Kindertijd en vroege leven
Wesley Ruggles werd geboren op 11 juni 1889 in Los Angeles, Californië, VS. Hij was de jongere broer van Charles Ruggles, die in de toekomst een grote Hollywood-persoonlijkheid werd.
Hij bracht het grootste deel van zijn vroege leven door in San Francisco en ging daar ook naar de universiteit. Geïnteresseerd in acteren vanaf jonge leeftijd, begon hij een stage in stock en muzikale komedie.
Carrière
Wesley Ruggles begon zijn acteercarrière in 1915 en speelde een Keystone Kop in de komedie short 'Caught in a Park'. De komende jaren verscheen hij in een reeks korte films met komiek Charlie Chaplin, waaronder 'The Bank' (1915). ) en 'Police' (1916).
Tegen 1917 raakte hij meer gericht op regie en begon hij zijn regiecarrière met een reeks korte films.

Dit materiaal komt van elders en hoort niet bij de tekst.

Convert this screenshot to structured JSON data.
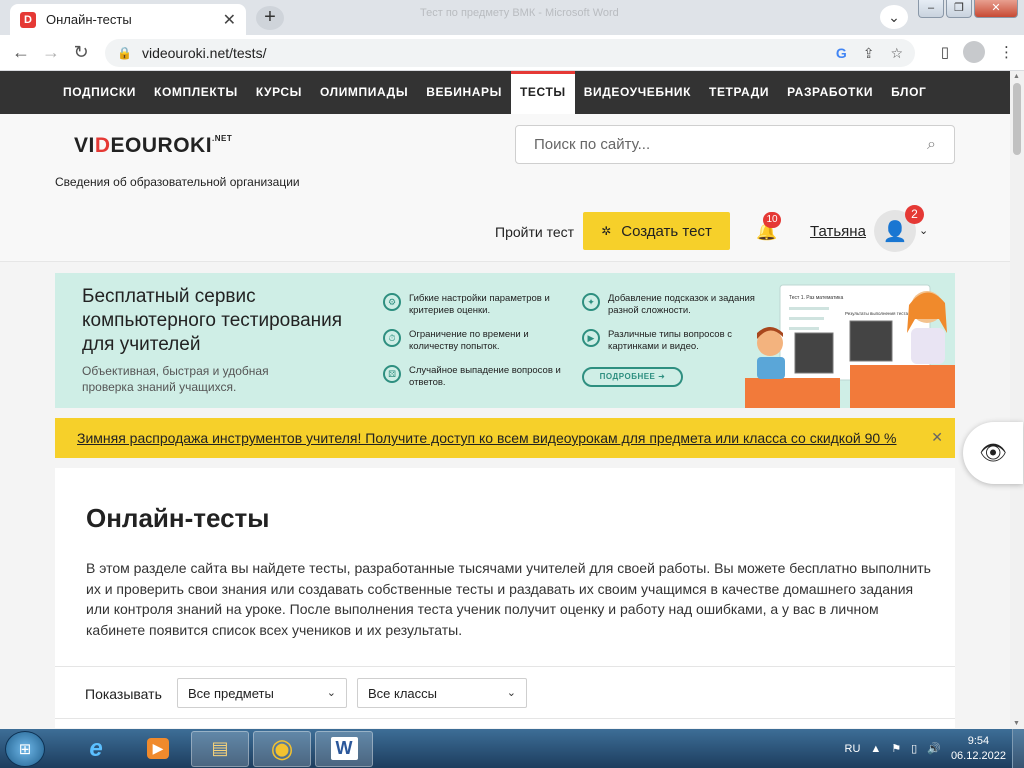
{
  "browser": {
    "tab_title": "Онлайн-тесты",
    "tab_favicon": "D",
    "tab_close": "✕",
    "new_tab": "+",
    "window_title": "Тест по предмету ВМК - Microsoft Word",
    "url": "videouroki.net/tests/",
    "lock": "🔒",
    "icons": {
      "back": "←",
      "forward": "→",
      "reload": "↻",
      "google": "G",
      "share": "⇪",
      "star": "☆",
      "sidepanel": "▯",
      "menu": "⋮",
      "tab_search": "⌄"
    },
    "window_controls": {
      "minimize": "–",
      "restore": "❐",
      "close": "✕"
    }
  },
  "sitenav": {
    "items": [
      "ПОДПИСКИ",
      "КОМПЛЕКТЫ",
      "КУРСЫ",
      "ОЛИМПИАДЫ",
      "ВЕБИНАРЫ",
      "ТЕСТЫ",
      "ВИДЕОУЧЕБНИК",
      "ТЕТРАДИ",
      "РАЗРАБОТКИ",
      "БЛОГ"
    ],
    "active": "ТЕСТЫ"
  },
  "header": {
    "logo_prefix": "VI",
    "logo_accent": "D",
    "logo_suffix": "EOUROKI",
    "logo_sup": ".NET",
    "org_link": "Сведения об образовательной организации",
    "search_placeholder": "Поиск по сайту...",
    "search_icon": "⌕",
    "take_test": "Пройти тест",
    "create_test": "Создать тест",
    "create_icon": "✲",
    "bell_icon": "🔔",
    "bell_count": "10",
    "username": "Татьяна",
    "avatar_icon": "👤",
    "avatar_badge": "2",
    "caret": "⌄"
  },
  "banner": {
    "title": "Бесплатный сервис компьютерного тестирования для учителей",
    "subtitle": "Объективная, быстрая и удобная проверка знаний учащихся.",
    "features": [
      {
        "icon": "⚙",
        "text": "Гибкие настройки параметров и критериев оценки."
      },
      {
        "icon": "⏱",
        "text": "Ограничение по времени и количеству попыток."
      },
      {
        "icon": "⚄",
        "text": "Случайное выпадение вопросов и ответов."
      },
      {
        "icon": "✦",
        "text": "Добавление подсказок и задания разной сложности."
      },
      {
        "icon": "▶",
        "text": "Различные типы вопросов с картинками и видео."
      }
    ],
    "more_button": "ПОДРОБНЕЕ ➜",
    "illus_text_1": "Тест 1. Раз математика",
    "illus_text_2": "Результаты выполнения теста"
  },
  "promo": {
    "text": "Зимняя распродажа инструментов учителя! Получите доступ ко всем видеоурокам для предмета или класса со скидкой 90 %",
    "close": "✕"
  },
  "main": {
    "title": "Онлайн-тесты",
    "description": "В этом разделе сайта вы найдете тесты, разработанные тысячами учителей для своей работы. Вы можете бесплатно выполнить их и проверить свои знания или создавать собственные тесты и раздавать их своим учащимся в качестве домашнего задания или контроля знаний на уроке. После выполнения теста ученик получит оценку и работу над ошибками, а у вас в личном кабинете появится список всех учеников и их результаты.",
    "filter_label": "Показывать",
    "subject_select": "Все предметы",
    "class_select": "Все классы",
    "select_caret": "⌄"
  },
  "side_widget": {
    "icon": "👁"
  },
  "taskbar": {
    "start_icon": "⊞",
    "apps": [
      {
        "name": "ie",
        "icon": "e"
      },
      {
        "name": "media-player",
        "icon": "▶"
      },
      {
        "name": "explorer",
        "icon": "▤"
      },
      {
        "name": "chrome",
        "icon": "◉"
      },
      {
        "name": "word",
        "icon": "W"
      }
    ],
    "language": "RU",
    "tray_icons": [
      "▲",
      "⚑",
      "▯",
      "🔊"
    ],
    "time": "9:54",
    "date": "06.12.2022"
  },
  "colors": {
    "accent_red": "#e53935",
    "accent_yellow": "#f6d02a",
    "banner_bg": "#cfeee6",
    "teal": "#2e8f80",
    "nav_dark": "#333333"
  }
}
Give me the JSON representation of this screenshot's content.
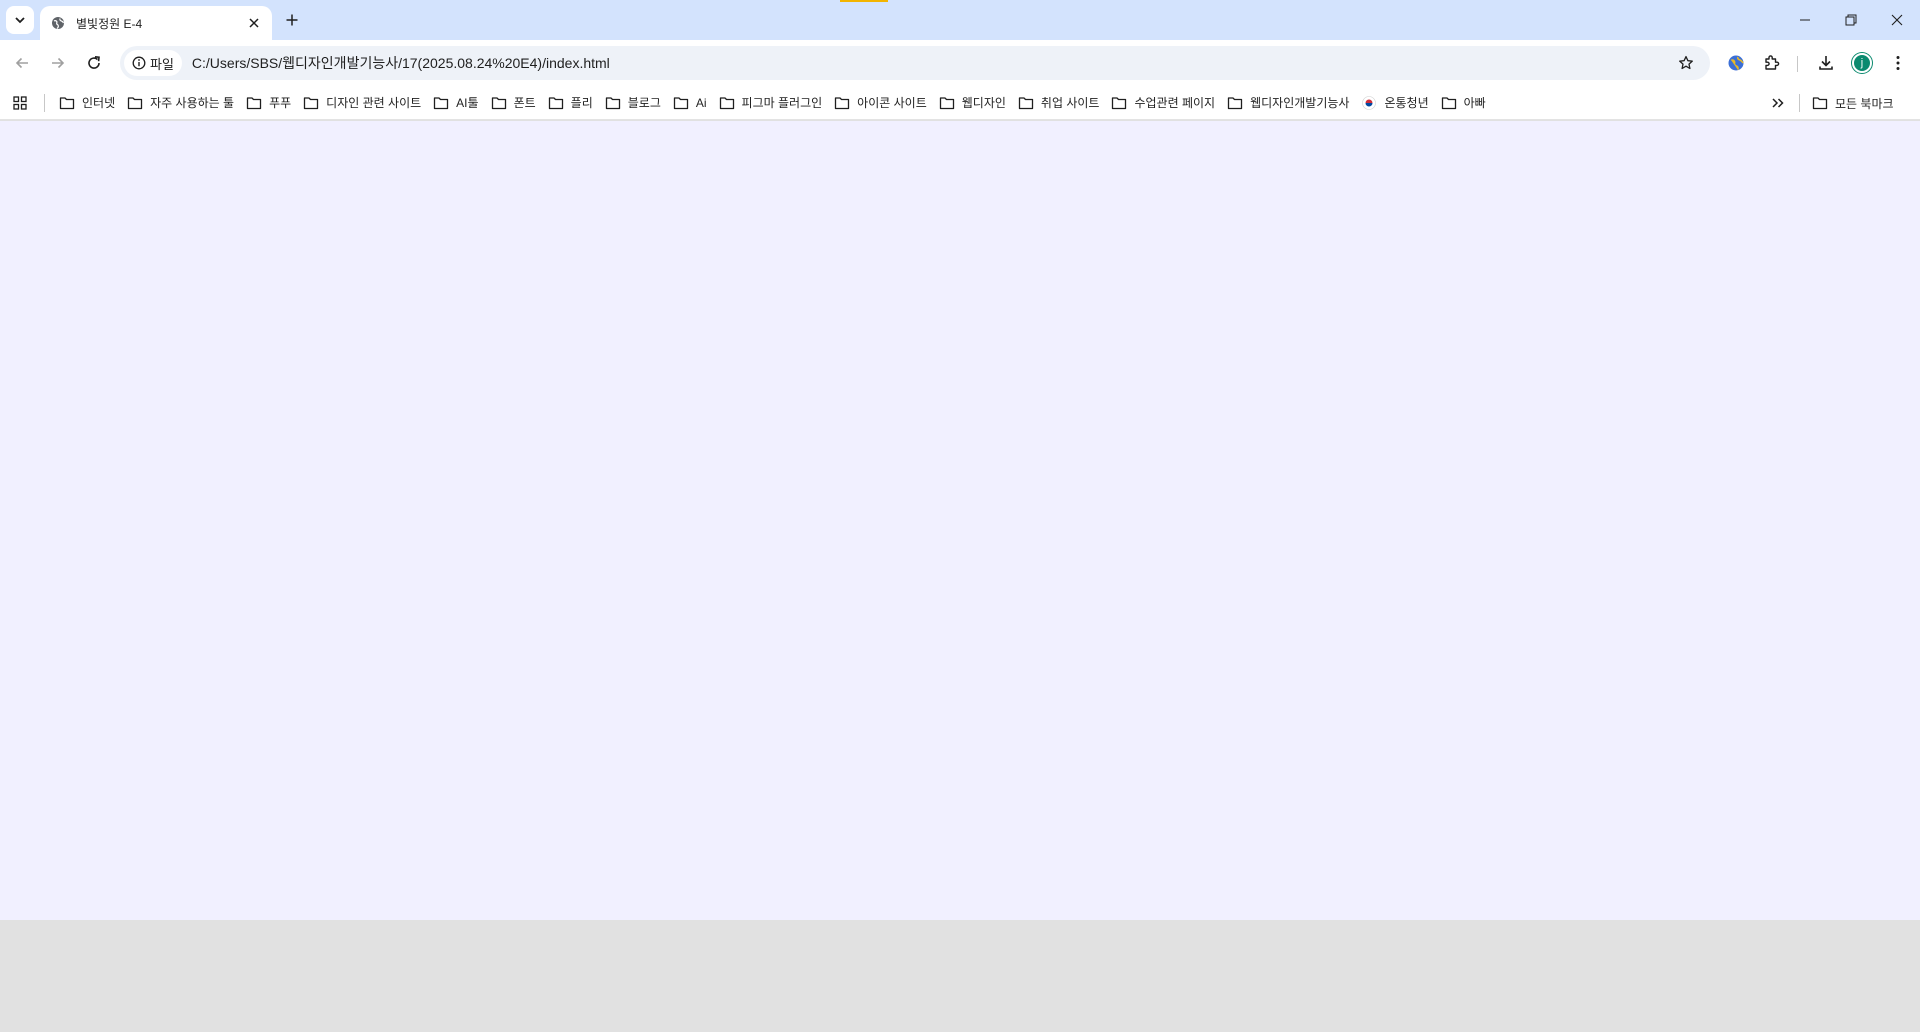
{
  "browser": {
    "tab": {
      "title": "별빛정원 E-4"
    },
    "omnibox": {
      "site_label": "파일",
      "url": "C:/Users/SBS/웹디자인개발기능사/17(2025.08.24%20E4)/index.html"
    },
    "profile_initial": "j",
    "profile_color": "#0b8a6f"
  },
  "bookmarks": {
    "items": [
      {
        "label": "인터넷",
        "icon": "folder-icon"
      },
      {
        "label": "자주 사용하는 툴",
        "icon": "folder-icon"
      },
      {
        "label": "푸푸",
        "icon": "folder-icon"
      },
      {
        "label": "디자인 관련 사이트",
        "icon": "folder-icon"
      },
      {
        "label": "AI툴",
        "icon": "folder-icon"
      },
      {
        "label": "폰트",
        "icon": "folder-icon"
      },
      {
        "label": "플리",
        "icon": "folder-icon"
      },
      {
        "label": "블로그",
        "icon": "folder-icon"
      },
      {
        "label": "Ai",
        "icon": "folder-icon"
      },
      {
        "label": "피그마 플러그인",
        "icon": "folder-icon"
      },
      {
        "label": "아이콘 사이트",
        "icon": "folder-icon"
      },
      {
        "label": "웹디자인",
        "icon": "folder-icon"
      },
      {
        "label": "취업 사이트",
        "icon": "folder-icon"
      },
      {
        "label": "수업관련 페이지",
        "icon": "folder-icon"
      },
      {
        "label": "웹디자인개발기능사",
        "icon": "folder-icon"
      },
      {
        "label": "온통청년",
        "icon": "korea-flag-icon"
      },
      {
        "label": "아빠",
        "icon": "folder-icon"
      }
    ],
    "all_bookmarks_label": "모든 북마크"
  },
  "colors": {
    "tabstrip": "#d3e3fd",
    "page_background": "#f1f0ff",
    "below_page": "#e1e1e1"
  }
}
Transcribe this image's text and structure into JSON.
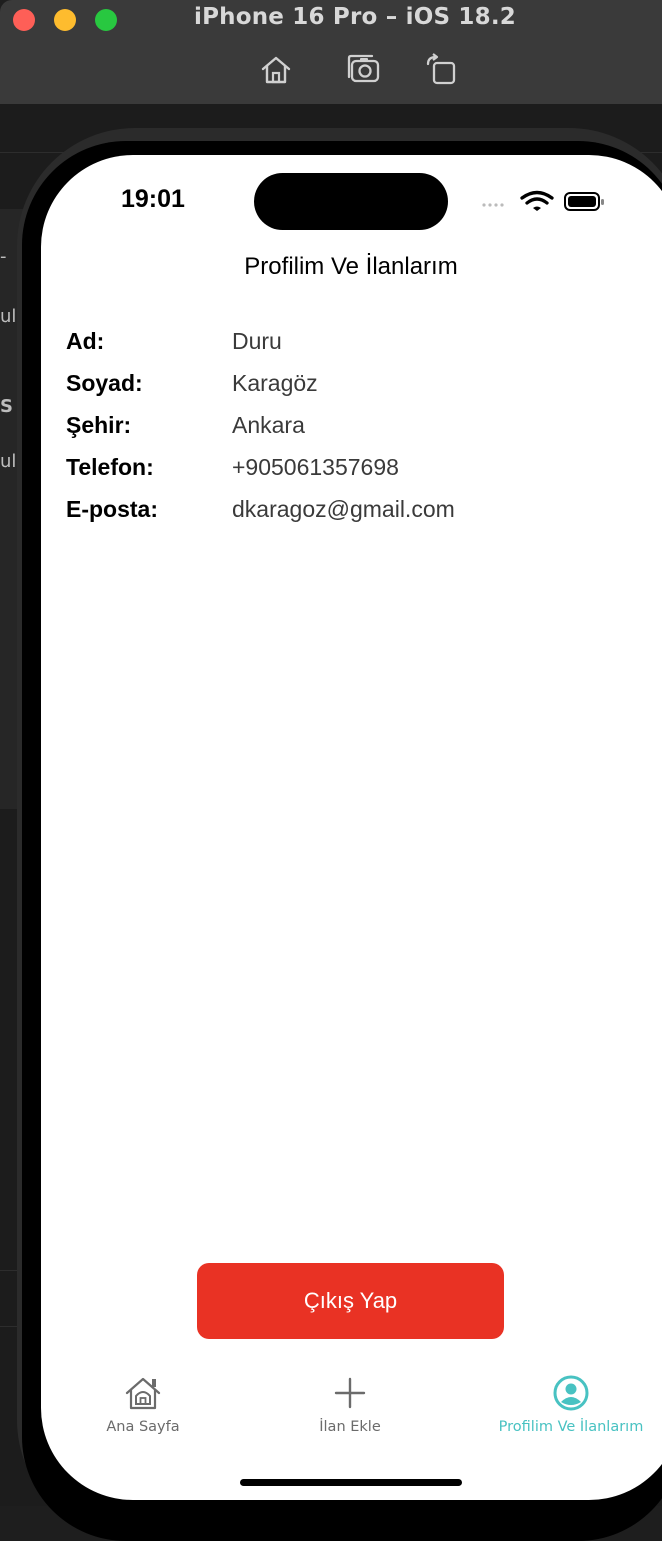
{
  "window": {
    "title": "iPhone 16 Pro – iOS 18.2",
    "toolbar_icons": [
      "home-icon",
      "screenshot-icon",
      "rotate-icon"
    ]
  },
  "backdrop": {
    "peek_texts": [
      "-",
      "ul",
      "S",
      "ul"
    ]
  },
  "status_bar": {
    "time": "19:01"
  },
  "page": {
    "title": "Profilim Ve İlanlarım",
    "fields": [
      {
        "label": "Ad:",
        "value": "Duru"
      },
      {
        "label": "Soyad:",
        "value": "Karagöz"
      },
      {
        "label": "Şehir:",
        "value": "Ankara"
      },
      {
        "label": "Telefon:",
        "value": "+905061357698"
      },
      {
        "label": "E-posta:",
        "value": "dkaragoz@gmail.com"
      }
    ],
    "logout_label": "Çıkış Yap"
  },
  "tabbar": {
    "tabs": [
      {
        "label": "Ana Sayfa",
        "icon": "home-icon",
        "active": false
      },
      {
        "label": "İlan Ekle",
        "icon": "plus-icon",
        "active": false
      },
      {
        "label": "Profilim Ve İlanlarım",
        "icon": "person-circle-icon",
        "active": true
      }
    ]
  },
  "colors": {
    "accent": "#48c2c2",
    "logout": "#e93224",
    "inactive_tab": "#6b6b6b"
  }
}
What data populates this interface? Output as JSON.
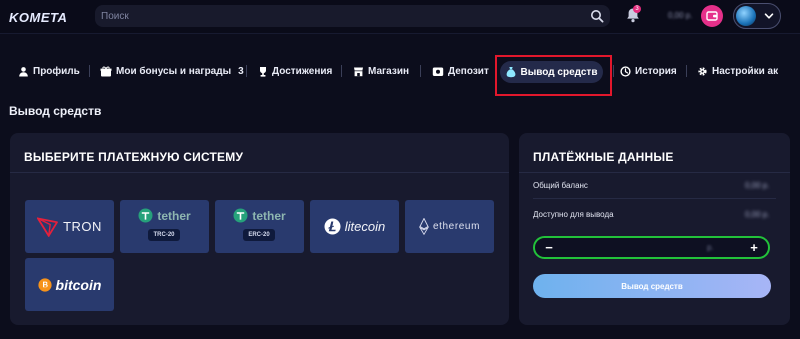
{
  "header": {
    "logo": "KOMETA",
    "search_placeholder": "Поиск",
    "notifications_count": "3",
    "balance_blurred": "0,00 р."
  },
  "tabs": [
    {
      "label": "Профиль",
      "icon": "user-icon"
    },
    {
      "label": "Мои бонусы и награды",
      "icon": "gift-icon",
      "count": "3"
    },
    {
      "label": "Достижения",
      "icon": "trophy-icon"
    },
    {
      "label": "Магазин",
      "icon": "shop-icon"
    },
    {
      "label": "Депозит",
      "icon": "wallet-icon"
    },
    {
      "label": "Вывод средств",
      "icon": "money-bag-icon",
      "active": true
    },
    {
      "label": "История",
      "icon": "clock-icon"
    },
    {
      "label": "Настройки ак",
      "icon": "gear-icon"
    }
  ],
  "page_title": "Вывод средств",
  "payment_systems": {
    "title": "ВЫБЕРИТЕ ПЛАТЕЖНУЮ СИСТЕМУ",
    "items": [
      {
        "name": "TRON"
      },
      {
        "name": "tether",
        "network": "TRC-20"
      },
      {
        "name": "tether",
        "network": "ERC-20"
      },
      {
        "name": "litecoin"
      },
      {
        "name": "ethereum"
      },
      {
        "name": "bitcoin"
      }
    ]
  },
  "payment_data": {
    "title": "ПЛАТЁЖНЫЕ ДАННЫЕ",
    "total_balance_label": "Общий баланс",
    "total_balance_value": "0,00 р.",
    "available_label": "Доступно для вывода",
    "available_value": "0,00 р.",
    "amount_value": "р.",
    "minus": "−",
    "plus": "+",
    "withdraw_button": "Вывод средств"
  },
  "colors": {
    "background": "#0c0d1c",
    "card": "#181a2e",
    "method_tile": "#293a6e",
    "accent_green": "#22c23a",
    "highlight_red": "#e3172c",
    "button_gradient_start": "#6eb2ee",
    "button_gradient_end": "#a7b5f6"
  }
}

Aan het einde van de jaren 1910, toen de Eerste Wereldoorlog ten einde liep, diende hij als camera-operator bij het Army Signal Corps.
Hij regisseerde zijn eerste speelfilm 'The Winchester Woman', een misdaaddrama, in 1919. Zijn andere vroege films zijn 'The Leopard Woman' (1920), 'The Remittance Woman' (1923) en 'The Age of Innocence' ( 1924), de eerste verfilming van de roman van Edith Wharton.
Als productieve regisseur maakte hij tal van films zoals ‘Finders Keepers’ (1928), ‘The Fourflusher’ (1928) en ‘Port of Dreams’ (1929). Na de komst van de talkies bracht hij de film Laura La Plante uit, ‘Scandal’ (1929), met een aantal gesproken dialogen.
Ondanks dat hij een proactieve regisseur was, was hij niet succesvol. De meeste films die hij regisseerde waren flauw en werden snel vergeten nadat ze waren uitgebracht en hadden geen impact op de critici of het publiek. Terwijl hij worstelde om zijn carrière op te bouwen, maakte hij veel melodrama's met in de hoofdrol Ethel Clayton, die geen van allen goed presteerden.
Zijn fortuin veranderde ten goede in 1931 toen hij de westerse film ‘Cimarron’ regisseerde, een verfilming van de gelijknamige roman van Edna Ferber. De epische film, die 40 jaar duurde van 1889 tot 1929, was een cruciaal succes en leverde Ruggles de erkenning en waardering op die hij verdiende.
In de daaropvolgende jaren regisseerde hij een reeks komedies, waaronder 'No Man of Her Own' (1932) met Clark Gable en Carole Lombard, 'I'm No Angel' (1933) met Mae West en Cary Grant, 'College Humor' ( 1933) met Bing Crosby en 'Bolero' (1934) met George Raft en Carole Lombard.
Hoewel hij begin jaren dertig veel succes kende, begon zijn carrière daarna te haperen. Enkele van de films die hij eind jaren dertig maakte, waren 'The Bride Comes Home' (1935), 'I Met Him in Paris' (1937), 'True Confession' (1937) en 'Sing, You Sinners' (1938) .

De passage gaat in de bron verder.